To help put this question into context, I want to frame my view of big data, with one use case.
“Understanding our customers with the purpose of connecting them with relevant products, content, advertising by combining known and predictive data from a multitude of information sources”
Firstly, there is NO binary answer to the “build or buy” question, just a number of things that should be taken into account when making the decision. To further confuse things, I am going to divide “buy” into two options. Buy technology that can collect, enrich and predict targetable attributes across the existing customer base (1st party data), or buy data from other sources (3rd party data).
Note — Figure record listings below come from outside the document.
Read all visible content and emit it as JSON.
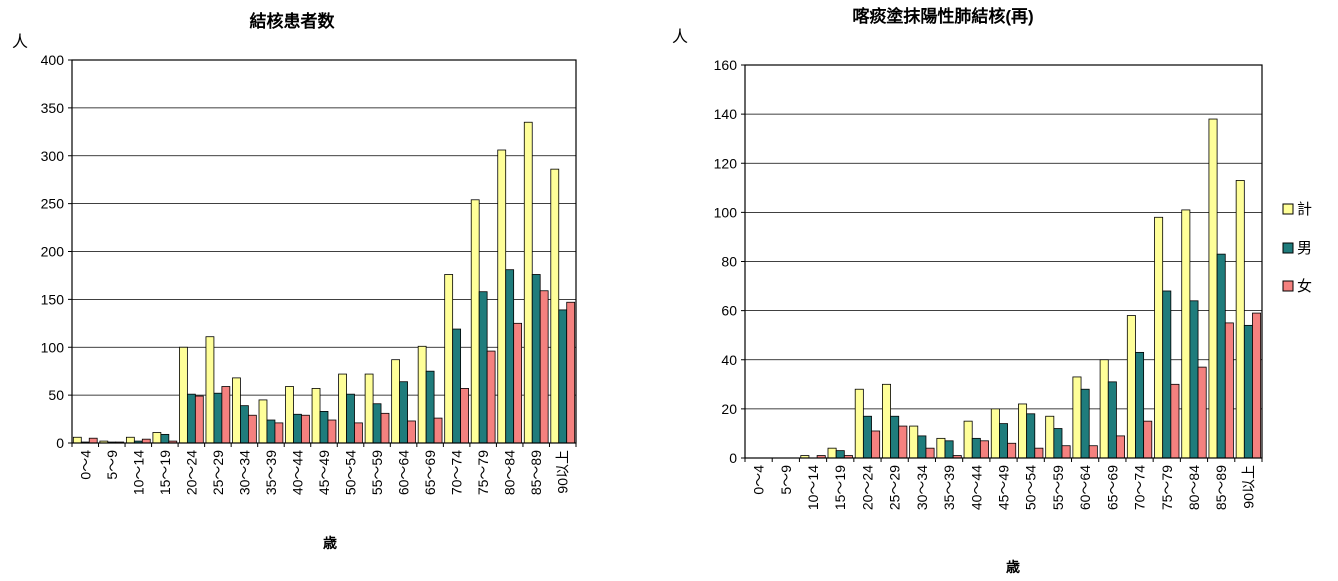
{
  "chart_data": [
    {
      "type": "bar",
      "title": "結核患者数",
      "ylabel": "人",
      "xlabel": "歳",
      "ylim": [
        0,
        400
      ],
      "yticks": [
        0,
        50,
        100,
        150,
        200,
        250,
        300,
        350,
        400
      ],
      "grid": true,
      "categories": [
        "0～4",
        "5～9",
        "10～14",
        "15～19",
        "20～24",
        "25～29",
        "30～34",
        "35～39",
        "40～44",
        "45～49",
        "50～54",
        "55～59",
        "60～64",
        "65～69",
        "70～74",
        "75～79",
        "80～84",
        "85～89",
        "90以上"
      ],
      "series": [
        {
          "color": "#FFFF99",
          "values": [
            6,
            2,
            6,
            11,
            100,
            111,
            68,
            45,
            59,
            57,
            72,
            72,
            87,
            101,
            176,
            254,
            306,
            335,
            286
          ]
        },
        {
          "color": "#1F7C7C",
          "values": [
            1,
            1,
            2,
            9,
            51,
            52,
            39,
            24,
            30,
            33,
            51,
            41,
            64,
            75,
            119,
            158,
            181,
            176,
            139
          ]
        },
        {
          "color": "#F4817F",
          "values": [
            5,
            1,
            4,
            2,
            49,
            59,
            29,
            21,
            29,
            24,
            21,
            31,
            23,
            26,
            57,
            96,
            125,
            159,
            147
          ]
        }
      ]
    },
    {
      "type": "bar",
      "title": "喀痰塗抹陽性肺結核(再)",
      "ylabel": "人",
      "xlabel": "歳",
      "ylim": [
        0,
        160
      ],
      "yticks": [
        0,
        20,
        40,
        60,
        80,
        100,
        120,
        140,
        160
      ],
      "grid": true,
      "legend": "right",
      "categories": [
        "0～4",
        "5～9",
        "10～14",
        "15～19",
        "20～24",
        "25～29",
        "30～34",
        "35～39",
        "40～44",
        "45～49",
        "50～54",
        "55～59",
        "60～64",
        "65～69",
        "70～74",
        "75～79",
        "80～84",
        "85～89",
        "90以上"
      ],
      "series": [
        {
          "name": "計",
          "color": "#FFFF99",
          "values": [
            0,
            0,
            1,
            4,
            28,
            30,
            13,
            8,
            15,
            20,
            22,
            17,
            33,
            40,
            58,
            98,
            101,
            138,
            113
          ]
        },
        {
          "name": "男",
          "color": "#1F7C7C",
          "values": [
            0,
            0,
            0,
            3,
            17,
            17,
            9,
            7,
            8,
            14,
            18,
            12,
            28,
            31,
            43,
            68,
            64,
            83,
            54
          ]
        },
        {
          "name": "女",
          "color": "#F4817F",
          "values": [
            0,
            0,
            1,
            1,
            11,
            13,
            4,
            1,
            7,
            6,
            4,
            5,
            5,
            9,
            15,
            30,
            37,
            55,
            59
          ]
        }
      ]
    }
  ]
}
Before moving onto the question posed by this blog, let us consider the 1st party and 3rd party options. The first question we must ask ourselves is “is it possible to collect sufficient information, either directly or indirectly, with a high degree of accuracy to rely on a 1st party approach?”.
Build or buy data?
I have spent most of my career working with publishers (newspapers, magazines, trade, academic). Publishers have a wealth of direct (or known) customer information (subscriptions, classified adverts, product purchases, site registrations, competition entries …). They also have a wealth of indirect (predicted or derived) information. This is available due to the level of customer interaction within their digital solutions (from content sites to careers). From these interactions sociodemographic factors (age, language, gender) and status (income, education) as well as interests, such as sports & travel can be predicted for each visitor.
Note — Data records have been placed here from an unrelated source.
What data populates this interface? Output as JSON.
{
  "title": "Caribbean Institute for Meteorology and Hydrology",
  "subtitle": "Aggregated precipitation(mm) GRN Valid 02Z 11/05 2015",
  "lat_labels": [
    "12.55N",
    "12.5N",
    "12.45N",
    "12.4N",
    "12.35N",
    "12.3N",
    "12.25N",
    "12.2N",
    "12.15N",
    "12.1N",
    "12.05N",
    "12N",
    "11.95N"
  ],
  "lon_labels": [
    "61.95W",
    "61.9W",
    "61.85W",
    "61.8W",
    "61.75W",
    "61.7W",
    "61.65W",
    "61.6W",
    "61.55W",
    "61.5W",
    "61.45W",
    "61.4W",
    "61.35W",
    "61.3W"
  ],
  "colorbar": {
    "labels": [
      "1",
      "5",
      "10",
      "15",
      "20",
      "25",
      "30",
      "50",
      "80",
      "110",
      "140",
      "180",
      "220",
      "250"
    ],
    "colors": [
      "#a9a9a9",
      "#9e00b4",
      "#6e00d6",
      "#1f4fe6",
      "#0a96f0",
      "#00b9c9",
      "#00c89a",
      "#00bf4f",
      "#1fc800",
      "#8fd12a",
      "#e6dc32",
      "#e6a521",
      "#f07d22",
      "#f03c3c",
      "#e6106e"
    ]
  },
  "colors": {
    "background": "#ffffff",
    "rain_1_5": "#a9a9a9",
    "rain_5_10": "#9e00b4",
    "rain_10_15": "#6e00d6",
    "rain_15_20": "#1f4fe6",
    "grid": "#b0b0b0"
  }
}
If you have a high level of interaction with your customers then it is likely that capturing and generating 1st party data will be the right choice, otherwise I would suggest you look at purchasing 3rd party data (which has inherent limitations – these will be covered in a future blog). The options are not mutually exclusive, as 1st party data can be enhanced with 3rd party data.
Build or buy technology to collect and generate 1st party data
So that leaves us with the question “Build or Buy Technology”. Again, this is not a simple question. Some of the main questions that need to be answered include:
- What level of accuracy do you need when launching your solution?
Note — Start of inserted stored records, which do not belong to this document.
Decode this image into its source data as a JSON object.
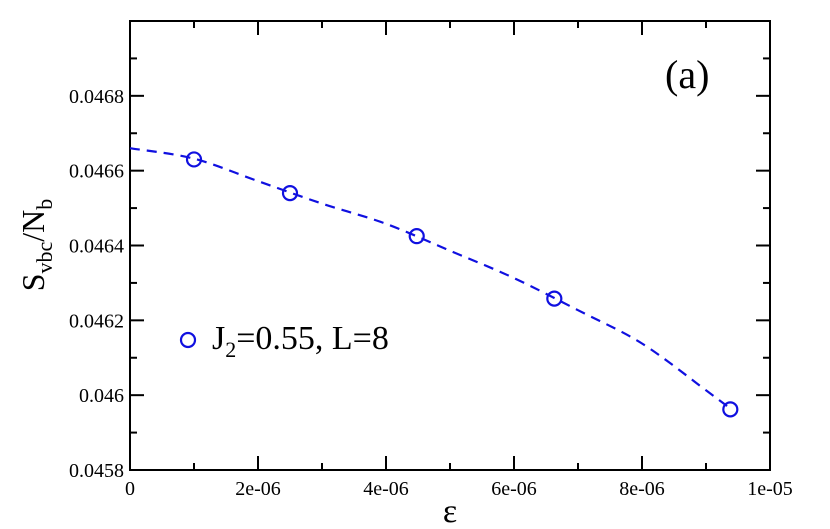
{
  "chart_data": {
    "type": "scatter",
    "panel_label": "(a)",
    "xlabel": "ε",
    "ylabel": {
      "main": "S",
      "sub1": "vbc",
      "sep": "/N",
      "sub2": "b"
    },
    "xlim": [
      0,
      1e-05
    ],
    "ylim": [
      0.0458,
      0.047
    ],
    "x_ticks": [
      {
        "value": 0,
        "label": "0"
      },
      {
        "value": 2e-06,
        "label": "2e-06"
      },
      {
        "value": 4e-06,
        "label": "4e-06"
      },
      {
        "value": 6e-06,
        "label": "6e-06"
      },
      {
        "value": 8e-06,
        "label": "8e-06"
      },
      {
        "value": 1e-05,
        "label": "1e-05"
      }
    ],
    "y_ticks": [
      {
        "value": 0.0458,
        "label": "0.0458"
      },
      {
        "value": 0.046,
        "label": "0.046"
      },
      {
        "value": 0.0462,
        "label": "0.0462"
      },
      {
        "value": 0.0464,
        "label": "0.0464"
      },
      {
        "value": 0.0466,
        "label": "0.0466"
      },
      {
        "value": 0.0468,
        "label": "0.0468"
      }
    ],
    "series": [
      {
        "name": "J2=0.55, L=8",
        "marker": "open-circle",
        "color": "#1010e0",
        "points": [
          {
            "x": 1e-06,
            "y": 0.04663
          },
          {
            "x": 2.5e-06,
            "y": 0.04654
          },
          {
            "x": 4.48e-06,
            "y": 0.046425
          },
          {
            "x": 6.63e-06,
            "y": 0.046258
          },
          {
            "x": 9.38e-06,
            "y": 0.045962
          }
        ]
      }
    ],
    "fit": {
      "style": "dashed",
      "color": "#1010e0",
      "x": [
        0,
        1e-06,
        2e-06,
        3e-06,
        4e-06,
        5e-06,
        6e-06,
        7e-06,
        8e-06,
        9e-06,
        9.4e-06
      ],
      "y": [
        0.04666,
        0.046632,
        0.046572,
        0.046512,
        0.046458,
        0.046386,
        0.046313,
        0.046227,
        0.046138,
        0.046013,
        0.045962
      ]
    },
    "legend": {
      "position": "lower-left",
      "label": {
        "main": "J",
        "sub": "2",
        "rest": "=0.55, L=8"
      }
    },
    "grid": false
  }
}
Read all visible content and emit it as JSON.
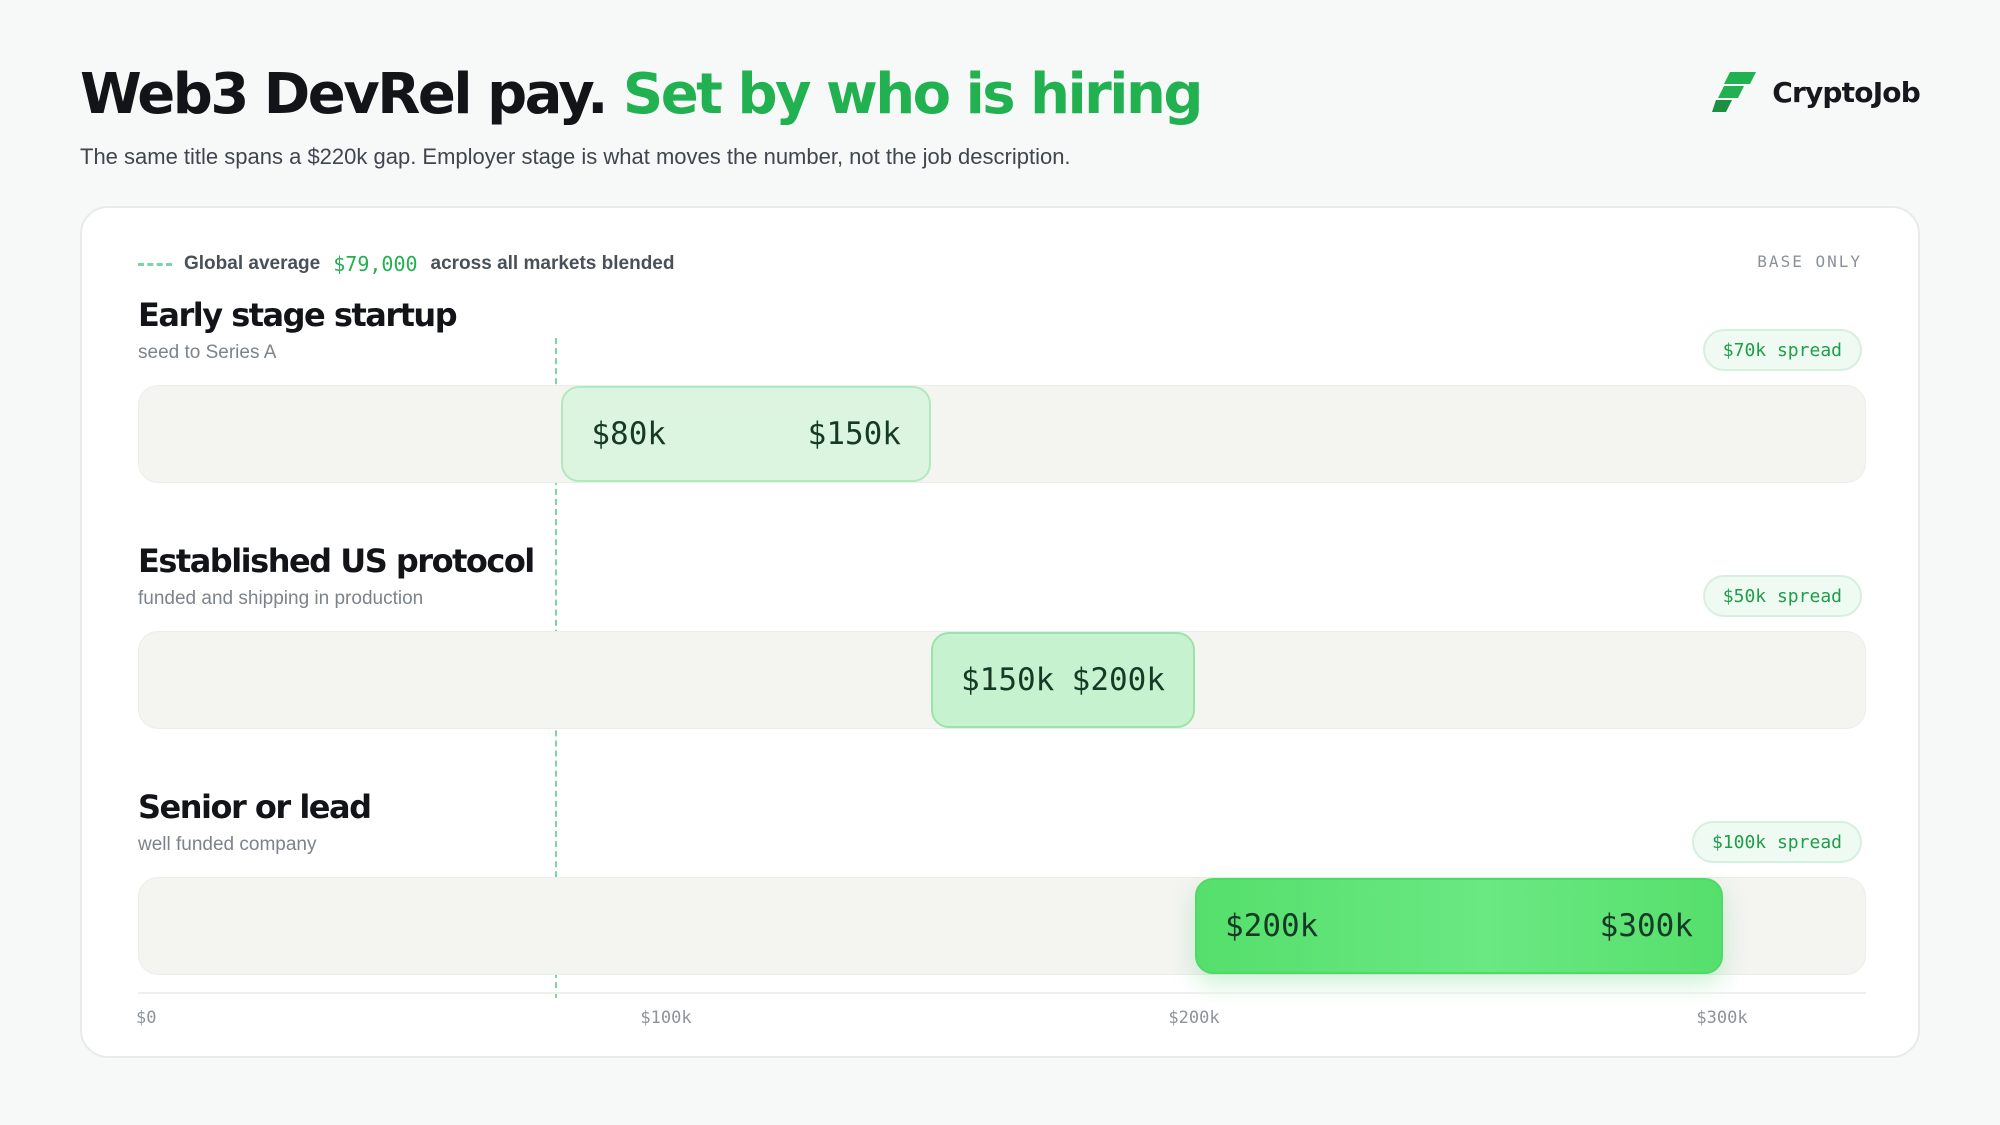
{
  "header": {
    "title_main": "Web3 DevRel pay.",
    "title_accent": "Set by who is hiring",
    "subtitle": "The same title spans a $220k gap. Employer stage is what moves the number, not the job description."
  },
  "brand": {
    "name": "CryptoJob",
    "icon": "cryptojob-logo-icon",
    "color": "#22b150"
  },
  "legend": {
    "label": "Global average",
    "value": "$79,000",
    "suffix": "across all markets blended",
    "badge": "BASE ONLY"
  },
  "chart_data": {
    "type": "bar",
    "orientation": "horizontal-range",
    "unit": "USD",
    "xlim": [
      0,
      320000
    ],
    "ticks": [
      {
        "value": 0,
        "label": "$0"
      },
      {
        "value": 100000,
        "label": "$100k"
      },
      {
        "value": 200000,
        "label": "$200k"
      },
      {
        "value": 300000,
        "label": "$300k"
      }
    ],
    "reference_line": {
      "value": 79000,
      "label": "Global average",
      "style": "dashed"
    },
    "rows": [
      {
        "title": "Early stage startup",
        "subtitle": "seed to Series A",
        "min": 80000,
        "max": 150000,
        "min_label": "$80k",
        "max_label": "$150k",
        "spread_label": "$70k spread"
      },
      {
        "title": "Established US protocol",
        "subtitle": "funded and shipping in production",
        "min": 150000,
        "max": 200000,
        "min_label": "$150k",
        "max_label": "$200k",
        "spread_label": "$50k spread"
      },
      {
        "title": "Senior or lead",
        "subtitle": "well funded company",
        "min": 200000,
        "max": 300000,
        "min_label": "$200k",
        "max_label": "$300k",
        "spread_label": "$100k spread"
      }
    ],
    "grid": false
  },
  "colors": {
    "accent": "#22b150",
    "text": "#121417",
    "muted": "#7c838a"
  }
}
The reason this question is at the top of the list is because it is the most important. If you accept that it will take years to achieve results that deliver 80+% accuracy, you must accept that you will have to live with lower results for a long time.
A simple view is “the technology, or rather the data that it produces, will continually improve the connection between buyer & seller, by personalising the offer”. The fact is, the solution will not know when it is getting the predictions wrong (initially). Personalising the offer (or making it more specific), by definition means you are making it less relevant to customers who do not have the predicted attributes (such as age and income). Inaccuracy means you could have a negative impact on sales, ad targeting etc.
- Do you have access to the skills required to build the solution?
There are many skills required, in addition to the traditional developers, testers, architects, analysts, product managers… You will also need staticians, mathematicians, data analysts & other highly skill technicians that understand cognitive computing.
- Will you be able to retain the expertise indefinitely to maintain the solution?
As mentioned, these are highly specialised skills; therefore, if you expect investment to reduce, it is likely to be difficult to retain sufficient knowledge & capabilities for the times when you really need it.
- Are you prepared to wait to obtain optimum accuracy?
Every vendor has improved the quality of their solution over time. Main years. While it may be possible to get acceptable results within a relatively short time period, to get good results it is likely to take significant time, effort, research & development.
- Are you prepared to continue to enhance the technology to work with emerging web standards?
Things change on the internet. 3rd party cookies are now being blocked by some browsers by default. (a tacking mechanism employed by some solutions). The vendors who want to support the publishers across multiple domains, needed to work around this, or accept that they would only be able to understand a subset of the customers. These solutions are not a “one off” development.
- Are you prepared to maintain metadata (librarian services) to allow the technology to perform optimally?
Some solutions obtain a good/high level of accuracy though require extensive and up to date metadata (data about data), rather than using “data science” (machine learning, artificial intelligence, cognitive computing). These solutions, while quicker to develop and gain reasonable accuracy, have a significant cost of ownership.
- Are you prepared to invest in a solution that will continue to learn, or are you going to solve today’s problem?
Frequently in-house teams focus on the immediate problem that you are trying to solve, without designing for the future, the unknown. Software vendors must deal with the unknown with every implementation, which forces them to produce flexible solutions.
If your answer to any of these questions is no, then I suggest the answer is to buy, not build.
If you have answered yes to these questions & others, there are still ways to engage with a vendor to increase the likelihood of success. The solution is likely to have many parts (collection, capturing the click streams, ETL, surveys/panels, entity extraction & semantic enrichment, data science, machine learning, data management platforms …).
Some vendors can provide some of these parts as well as the complete solution.
If you are going to embark on this type of project I hope this blog highlights some of the considerations.